When they told him they were police detectives, he said he had once played a cop in a summer stock production of Detective Story.

The show’s new songwriter, a man who introduced himself as Randy Flynn, told Carella that the term “Meet ‘N’ Greet” was usually reserved for the start of rehearsals, when the full cast met the producers and the creative team for the first time. “Connie’s new in the business, though,” he whispered. “She sometimes gets the lingo wrong.” Flynn, a man in his sixties with several hit shows to his credit, wore a look of extreme smugness that attested to his worldwide fame. Puffing incessantly on a cigarette, he told Carella that he’d been contacted by Zimmer early in July, when they’d first acquired the rights to the original show’s music from the composer’s great-grandson in Tel Aviv. “He’s not here tonight,” he said, “but the others are.”

The original lyricist’s granddaughter had been flown in from Los Angeles, where she worked at Coldwell Banker selling real estate. Her name was Felicia Carr, and she was possibly thirty-three years old, a reddishblonde wearing the only long gown in the room, a silky green number that clung to her like moss. She was listening intently to Naomi Janus, the choreographer, who had on her head the same black rustler’s hat she’d been wearing this past Tuesday. Naomi was telling a man named Arthur Bragg that she planned some startlingly sexy dance sequences for the speakeasy number, whatever that was. Brown surmised that Bragg was the show’s musical director, whatever that was. He decided there were too many people here. Felicia said she couldn’t wait to see the dances, she just loved musicals that had a lot of sexy dancing in them.

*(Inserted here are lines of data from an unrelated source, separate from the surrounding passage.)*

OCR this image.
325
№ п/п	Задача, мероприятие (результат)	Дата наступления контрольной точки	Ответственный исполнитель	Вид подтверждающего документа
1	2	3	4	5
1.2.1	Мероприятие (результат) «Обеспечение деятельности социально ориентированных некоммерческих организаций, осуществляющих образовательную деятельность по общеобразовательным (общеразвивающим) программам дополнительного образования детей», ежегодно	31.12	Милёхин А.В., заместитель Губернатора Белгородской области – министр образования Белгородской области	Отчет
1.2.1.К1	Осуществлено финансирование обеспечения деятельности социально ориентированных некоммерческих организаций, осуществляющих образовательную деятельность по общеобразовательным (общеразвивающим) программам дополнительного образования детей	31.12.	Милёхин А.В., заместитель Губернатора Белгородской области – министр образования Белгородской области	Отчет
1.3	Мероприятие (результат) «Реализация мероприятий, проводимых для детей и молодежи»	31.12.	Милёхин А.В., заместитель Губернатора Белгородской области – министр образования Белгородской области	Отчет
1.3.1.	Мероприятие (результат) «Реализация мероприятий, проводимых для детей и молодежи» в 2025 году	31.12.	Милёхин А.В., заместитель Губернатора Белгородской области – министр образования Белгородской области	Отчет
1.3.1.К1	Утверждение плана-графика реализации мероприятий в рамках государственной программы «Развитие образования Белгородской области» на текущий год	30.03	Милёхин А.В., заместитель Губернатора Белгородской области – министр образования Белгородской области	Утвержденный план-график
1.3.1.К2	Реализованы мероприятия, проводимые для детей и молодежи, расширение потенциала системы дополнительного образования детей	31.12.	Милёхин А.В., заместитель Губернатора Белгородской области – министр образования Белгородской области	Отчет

“When did you fly east?” Brown asked her.

“Yesterday,” she said. “On the Red Eye.”

“And you go back when?”

“Oh, not for a while. I’m planning to do some Christmas shopping.”

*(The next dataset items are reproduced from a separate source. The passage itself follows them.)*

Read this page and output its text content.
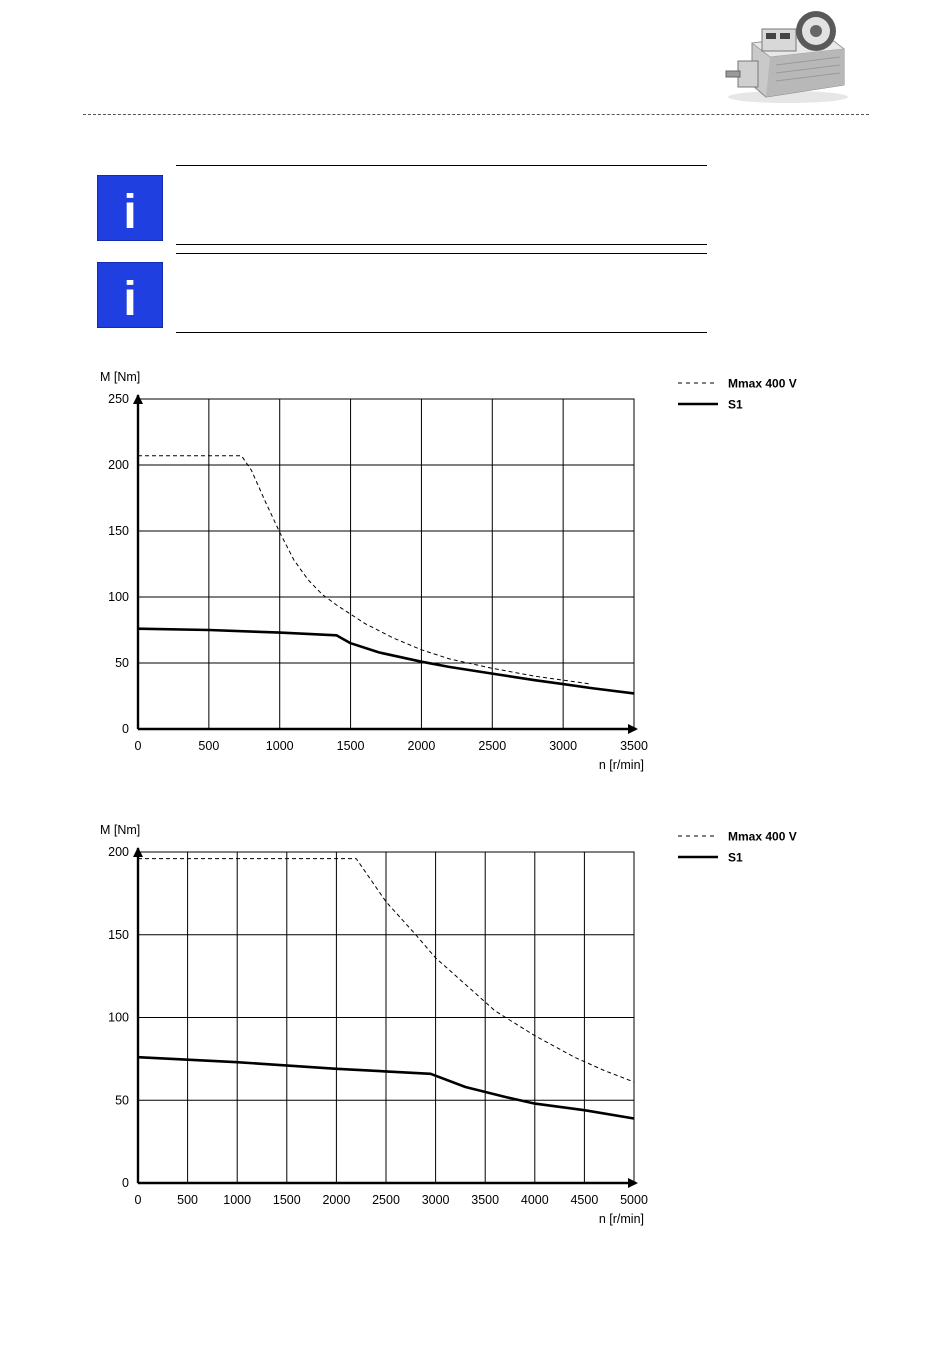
i
i
0	500	1000	1500	2000	2500	3000	3500
0
50
100
150
200
250
M [Nm]
n [r/min]
Mmax 400 V
S1
0	500 1000 1500 2000 2500 3000 3500 4000 4500 5000
0
50
100
150
200
M [Nm]
n [r/min]
Mmax 400 V
S1
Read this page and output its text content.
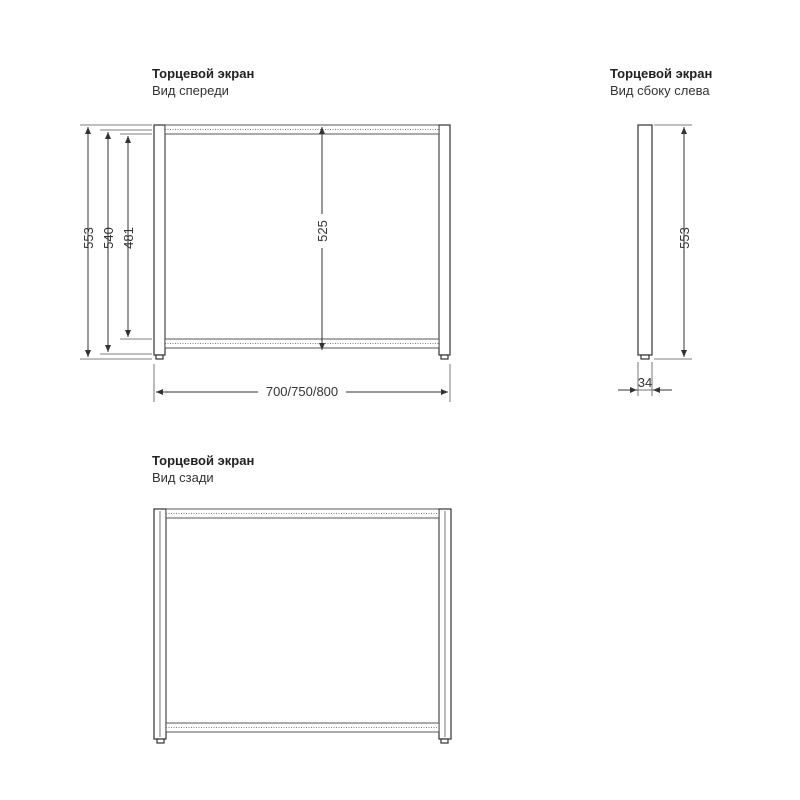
Торцевой экран
Вид спереди
553 540 481	525
700/750/800
Торцевой экран
Вид сбоку слева
553
34
Торцевой экран
Вид сзади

“This must be very exciting for you.”

“Oh yes, it is!” she said. “I can’t wait for it to open!”

“When will that be?”

“Next fall sometime,” Naomi said. “Provided there’s a theater available.”

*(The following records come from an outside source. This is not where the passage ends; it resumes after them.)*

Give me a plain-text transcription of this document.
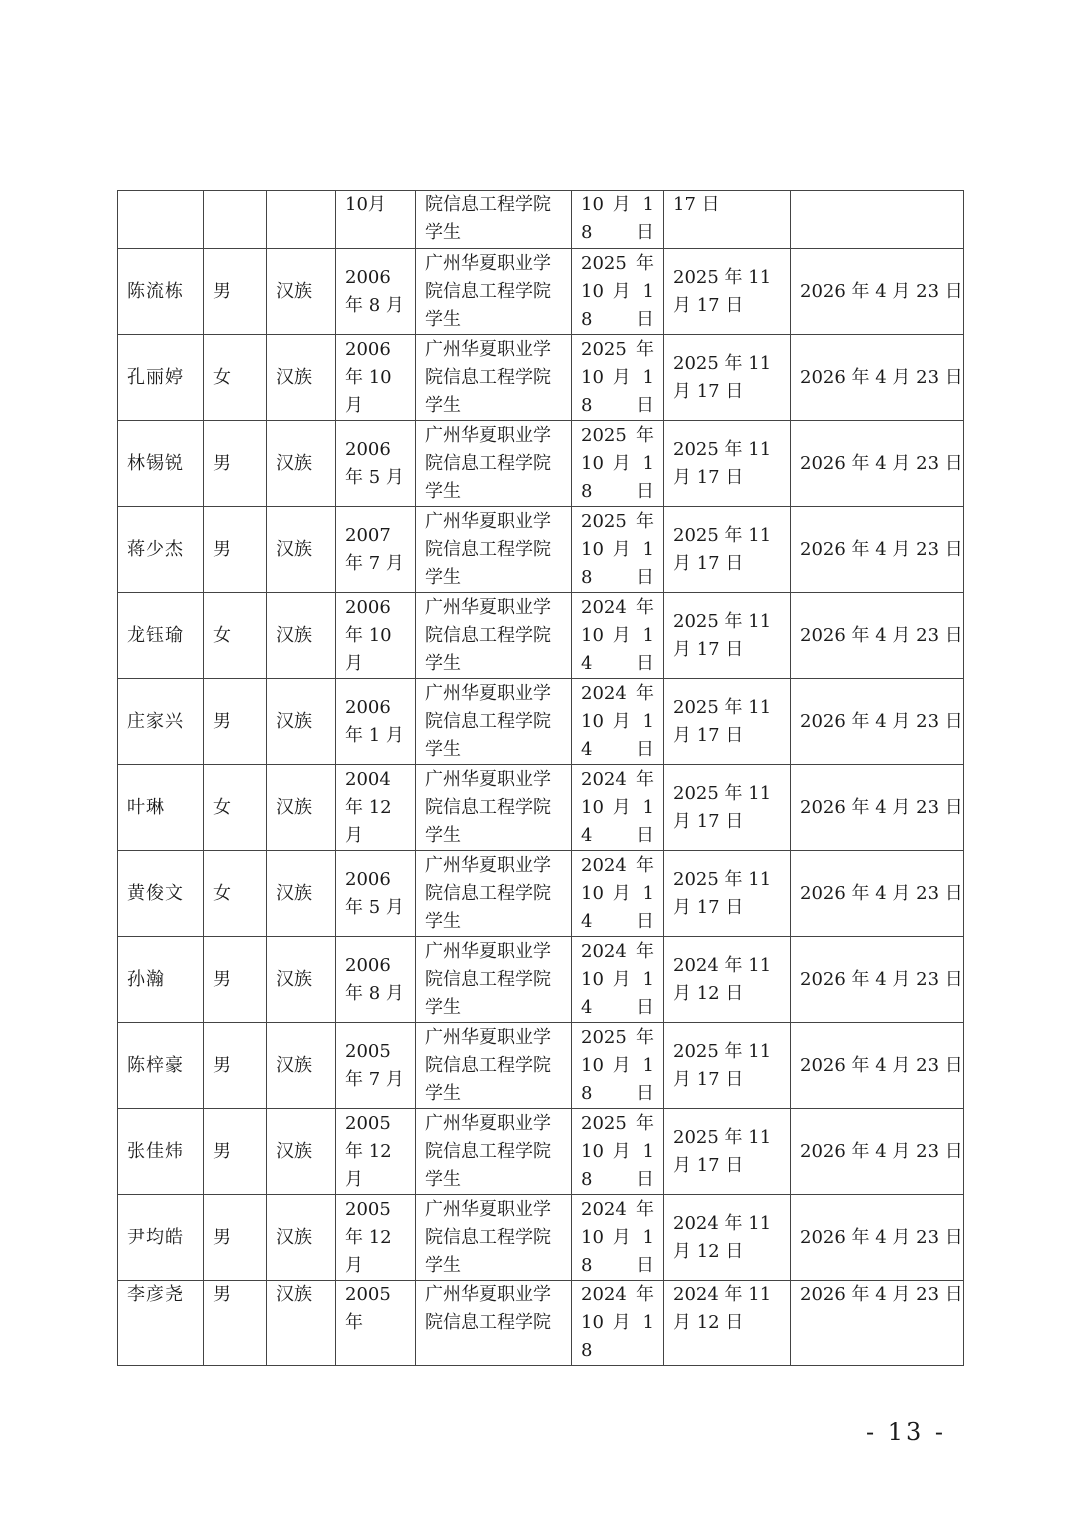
			10月	院信息工程学院学生	10 月 18 日	17 日	
陈流栋	男	汉族	2006 年 8 月	广州华夏职业学院信息工程学院学生	2025 年 10 月 18 日	2025 年 11 月 17 日	2026 年 4 月 23 日
孔丽婷	女	汉族	2006 年 10 月	广州华夏职业学院信息工程学院学生	2025 年 10 月 18 日	2025 年 11 月 17 日	2026 年 4 月 23 日
林锡锐	男	汉族	2006 年 5 月	广州华夏职业学院信息工程学院学生	2025 年 10 月 18 日	2025 年 11 月 17 日	2026 年 4 月 23 日
蒋少杰	男	汉族	2007 年 7 月	广州华夏职业学院信息工程学院学生	2025 年 10 月 18 日	2025 年 11 月 17 日	2026 年 4 月 23 日
龙钰瑜	女	汉族	2006 年 10 月	广州华夏职业学院信息工程学院学生	2024 年 10 月 14 日	2025 年 11 月 17 日	2026 年 4 月 23 日
庄家兴	男	汉族	2006 年 1 月	广州华夏职业学院信息工程学院学生	2024 年 10 月 14 日	2025 年 11 月 17 日	2026 年 4 月 23 日
叶琳	女	汉族	2004 年 12 月	广州华夏职业学院信息工程学院学生	2024 年 10 月 14 日	2025 年 11 月 17 日	2026 年 4 月 23 日
黄俊文	女	汉族	2006 年 5 月	广州华夏职业学院信息工程学院学生	2024 年 10 月 14 日	2025 年 11 月 17 日	2026 年 4 月 23 日
孙瀚	男	汉族	2006 年 8 月	广州华夏职业学院信息工程学院学生	2024 年 10 月 14 日	2024 年 11 月 12 日	2026 年 4 月 23 日
陈梓豪	男	汉族	2005 年 7 月	广州华夏职业学院信息工程学院学生	2025 年 10 月 18 日	2025 年 11 月 17 日	2026 年 4 月 23 日
张佳炜	男	汉族	2005 年 12 月	广州华夏职业学院信息工程学院学生	2025 年 10 月 18 日	2025 年 11 月 17 日	2026 年 4 月 23 日
尹均皓	男	汉族	2005 年 12 月	广州华夏职业学院信息工程学院学生	2024 年 10 月 18 日	2024 年 11 月 12 日	2026 年 4 月 23 日
李彦尧	男	汉族	2005 年	广州华夏职业学院信息工程学院	2024 年 10 月 18	2024 年 11 月 12 日	2026 年 4 月 23 日
- 13 -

“That seems a long way off.”

“Well,” Naomi said, “the show’s been lying dormant since it closed in 1928, so I guess it can wait a few months more.”

The bookwriter’s grandson was a Brit named Gerald Palmer. He was in his early forties, Carella guessed, a clean-shaven man in need of a haircut.

Like the two detectives, he, too, was wearing a suit, though his seemed somewhat out of fashion, an impression possibly created by its British styling. The suit was blue, the shoes he wore with it brown. In his Cockney accent, he explained to Carella, unnecessarily, that the bookwriter wrote all the words spoken onstage, as opposed to anything sung or danced. “He’s sometimes called the librettist,” he said. “My grandfather wrote an absolutely wonderful libretto for the original musical. I don’t know why they hired someone to rewrite it.” Carella guessed he hadn’t been told that the original book was “hopeless.”